Department of International Studies
College of Liberal Arts
Jun Lei’s research focuses on the history of sexuality and gender issues represented in twentieth-century Chinese literature, film, and visual media. She is currently developing a monograph—Cosmopolitan Masculinity in China, 1880s-1930s—which will systematically examine what is at stake in the paradigm shift of masculinity when China was “besieged” by more advanced powers and transitioned from a dynastic system to a modern nation state. The purpose is three-fold: First, the book will address the imbalance of scholarly attention to femininity and masculinity in China studies, where gender has almost become synonymous with woman; second, it will address the paucity in scholarly treatments of Chinese men keenly felt in studies of the world gender order, and re-conceptualize R.W. Connell’s influential theory on hegemonic masculinity; last, the book will rethink the influential hybridity model proposed by Homi Bhabha in researching formation of subjectivity in semi-colonial settings.

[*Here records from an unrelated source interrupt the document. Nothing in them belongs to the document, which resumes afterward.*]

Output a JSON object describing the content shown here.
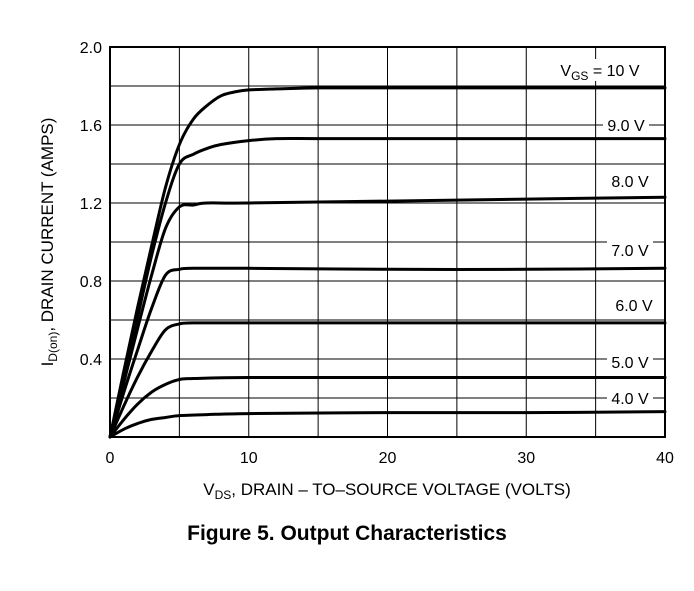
{
  "chart_data": {
    "type": "line",
    "title": "Figure 5. Output Characteristics",
    "xlabel": {
      "main": "V",
      "sub": "DS",
      "rest": ", DRAIN – TO–SOURCE VOLTAGE (VOLTS)"
    },
    "ylabel": {
      "main": "I",
      "sub": "D(on)",
      "rest": ", DRAIN CURRENT (AMPS)"
    },
    "xlim": [
      0,
      40
    ],
    "ylim": [
      0,
      2.0
    ],
    "x_ticks": [
      "0",
      "10",
      "20",
      "30",
      "40"
    ],
    "y_ticks": [
      "0.4",
      "0.8",
      "1.2",
      "1.6",
      "2.0"
    ],
    "grid": true,
    "series": [
      {
        "name": "V_GS = 10 V",
        "label_main": "V",
        "label_sub": "GS",
        "label_rest": " = 10 V",
        "points": [
          [
            0,
            0
          ],
          [
            1,
            0.34
          ],
          [
            2,
            0.67
          ],
          [
            3,
            0.98
          ],
          [
            4,
            1.28
          ],
          [
            5,
            1.5
          ],
          [
            6,
            1.63
          ],
          [
            7,
            1.7
          ],
          [
            8,
            1.75
          ],
          [
            9,
            1.77
          ],
          [
            10,
            1.78
          ],
          [
            12,
            1.785
          ],
          [
            15,
            1.79
          ],
          [
            20,
            1.79
          ],
          [
            30,
            1.79
          ],
          [
            40,
            1.79
          ]
        ]
      },
      {
        "name": "9.0 V",
        "label_main": "9.0 V",
        "label_sub": "",
        "label_rest": "",
        "points": [
          [
            0,
            0
          ],
          [
            1,
            0.31
          ],
          [
            2,
            0.62
          ],
          [
            3,
            0.93
          ],
          [
            4,
            1.2
          ],
          [
            5,
            1.4
          ],
          [
            6,
            1.45
          ],
          [
            7,
            1.48
          ],
          [
            8,
            1.5
          ],
          [
            10,
            1.52
          ],
          [
            12,
            1.53
          ],
          [
            15,
            1.53
          ],
          [
            20,
            1.53
          ],
          [
            30,
            1.53
          ],
          [
            40,
            1.53
          ]
        ]
      },
      {
        "name": "8.0 V",
        "label_main": "8.0 V",
        "label_sub": "",
        "label_rest": "",
        "points": [
          [
            0,
            0
          ],
          [
            1,
            0.28
          ],
          [
            2,
            0.56
          ],
          [
            3,
            0.83
          ],
          [
            4,
            1.07
          ],
          [
            5,
            1.18
          ],
          [
            6,
            1.19
          ],
          [
            7,
            1.2
          ],
          [
            10,
            1.2
          ],
          [
            20,
            1.21
          ],
          [
            30,
            1.22
          ],
          [
            40,
            1.23
          ]
        ]
      },
      {
        "name": "7.0 V",
        "label_main": "7.0 V",
        "label_sub": "",
        "label_rest": "",
        "points": [
          [
            0,
            0
          ],
          [
            1,
            0.23
          ],
          [
            2,
            0.45
          ],
          [
            3,
            0.66
          ],
          [
            4,
            0.83
          ],
          [
            5,
            0.86
          ],
          [
            6,
            0.865
          ],
          [
            10,
            0.865
          ],
          [
            20,
            0.86
          ],
          [
            30,
            0.86
          ],
          [
            40,
            0.865
          ]
        ]
      },
      {
        "name": "6.0 V",
        "label_main": "6.0 V",
        "label_sub": "",
        "label_rest": "",
        "points": [
          [
            0,
            0
          ],
          [
            1,
            0.16
          ],
          [
            2,
            0.31
          ],
          [
            3,
            0.44
          ],
          [
            4,
            0.55
          ],
          [
            5,
            0.58
          ],
          [
            6,
            0.585
          ],
          [
            10,
            0.585
          ],
          [
            20,
            0.585
          ],
          [
            30,
            0.585
          ],
          [
            40,
            0.585
          ]
        ]
      },
      {
        "name": "5.0 V",
        "label_main": "5.0 V",
        "label_sub": "",
        "label_rest": "",
        "points": [
          [
            0,
            0
          ],
          [
            1,
            0.09
          ],
          [
            2,
            0.17
          ],
          [
            3,
            0.23
          ],
          [
            4,
            0.27
          ],
          [
            5,
            0.295
          ],
          [
            6,
            0.3
          ],
          [
            10,
            0.305
          ],
          [
            20,
            0.305
          ],
          [
            30,
            0.305
          ],
          [
            40,
            0.305
          ]
        ]
      },
      {
        "name": "4.0 V",
        "label_main": "4.0 V",
        "label_sub": "",
        "label_rest": "",
        "points": [
          [
            0,
            0
          ],
          [
            1,
            0.04
          ],
          [
            2,
            0.07
          ],
          [
            3,
            0.09
          ],
          [
            4,
            0.1
          ],
          [
            5,
            0.11
          ],
          [
            7,
            0.115
          ],
          [
            10,
            0.12
          ],
          [
            20,
            0.125
          ],
          [
            30,
            0.125
          ],
          [
            40,
            0.13
          ]
        ]
      }
    ]
  }
}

Lei plans to use her Arts & Humanities Fellowship to secure a book contract by the end of 2017 and to complete the manuscript by the summer of 2018.
In 2015, Lei received her doctorate in comparative literature and Chinese literature from the University of California, San Diego, with concentrations in twentieth century Chinese literature and visual media, Chinese films, and gender studies. She was a Fulbright scholar in Taiwan (doing research in Taipei and Shanghai) during 2011-12.

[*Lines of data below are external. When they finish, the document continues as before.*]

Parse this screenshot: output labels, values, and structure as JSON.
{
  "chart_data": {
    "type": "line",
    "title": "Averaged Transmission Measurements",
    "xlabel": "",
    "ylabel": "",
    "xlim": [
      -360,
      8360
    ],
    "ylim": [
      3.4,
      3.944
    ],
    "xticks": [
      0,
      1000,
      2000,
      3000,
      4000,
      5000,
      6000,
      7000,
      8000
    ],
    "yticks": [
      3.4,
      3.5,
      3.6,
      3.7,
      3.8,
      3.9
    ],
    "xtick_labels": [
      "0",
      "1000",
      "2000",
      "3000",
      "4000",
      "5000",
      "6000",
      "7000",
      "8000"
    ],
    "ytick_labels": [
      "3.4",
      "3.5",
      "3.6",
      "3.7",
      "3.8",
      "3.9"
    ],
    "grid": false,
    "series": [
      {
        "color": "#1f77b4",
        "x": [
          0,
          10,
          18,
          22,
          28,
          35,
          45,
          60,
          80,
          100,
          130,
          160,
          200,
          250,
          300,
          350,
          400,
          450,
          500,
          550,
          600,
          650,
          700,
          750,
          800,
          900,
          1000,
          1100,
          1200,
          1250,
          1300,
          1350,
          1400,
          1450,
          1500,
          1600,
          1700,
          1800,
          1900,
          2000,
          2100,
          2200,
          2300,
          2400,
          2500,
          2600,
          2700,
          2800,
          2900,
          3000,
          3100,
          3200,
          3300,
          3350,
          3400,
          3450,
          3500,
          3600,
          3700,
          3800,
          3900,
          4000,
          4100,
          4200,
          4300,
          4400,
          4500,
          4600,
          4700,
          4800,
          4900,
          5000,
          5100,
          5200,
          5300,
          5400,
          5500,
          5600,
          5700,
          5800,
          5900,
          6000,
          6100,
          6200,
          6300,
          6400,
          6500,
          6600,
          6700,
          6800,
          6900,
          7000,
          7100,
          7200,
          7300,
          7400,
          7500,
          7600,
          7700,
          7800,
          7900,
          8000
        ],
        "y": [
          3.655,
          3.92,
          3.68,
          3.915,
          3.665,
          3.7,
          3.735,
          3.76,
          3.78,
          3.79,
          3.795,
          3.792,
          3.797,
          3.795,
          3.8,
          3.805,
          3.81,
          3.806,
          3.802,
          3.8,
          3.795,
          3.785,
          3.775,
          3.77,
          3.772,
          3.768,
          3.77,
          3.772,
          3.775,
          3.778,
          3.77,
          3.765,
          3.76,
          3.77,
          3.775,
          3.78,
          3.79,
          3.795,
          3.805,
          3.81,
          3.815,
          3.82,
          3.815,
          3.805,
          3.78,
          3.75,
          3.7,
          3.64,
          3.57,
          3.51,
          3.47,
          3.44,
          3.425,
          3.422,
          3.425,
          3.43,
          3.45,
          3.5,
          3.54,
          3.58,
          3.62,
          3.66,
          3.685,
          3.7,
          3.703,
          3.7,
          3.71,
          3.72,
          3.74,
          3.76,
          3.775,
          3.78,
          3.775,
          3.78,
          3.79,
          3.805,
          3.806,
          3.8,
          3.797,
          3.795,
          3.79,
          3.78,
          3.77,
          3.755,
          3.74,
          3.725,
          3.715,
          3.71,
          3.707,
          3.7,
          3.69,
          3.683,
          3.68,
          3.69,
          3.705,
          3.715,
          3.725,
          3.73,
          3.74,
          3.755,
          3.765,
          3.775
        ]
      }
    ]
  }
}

She joined the Texas A&M faculty in 2015 as an assistant professor and received a faculty research fellowship from the Melbern G. Glasscock Center for Humanities Research in 2016.
Lei has published two refereed articles in scholarly journals and made six conference presentations and invited lectures. She co-authored two books in 2014: First Step: An Elementary Reader for Modern Chinese and First Step: Workbook for Modern Chinese. Lei has contributed entries to the Greenwood Encyclopedia of American Poets and Asia/Oceania Pop Culture Encyclopedia.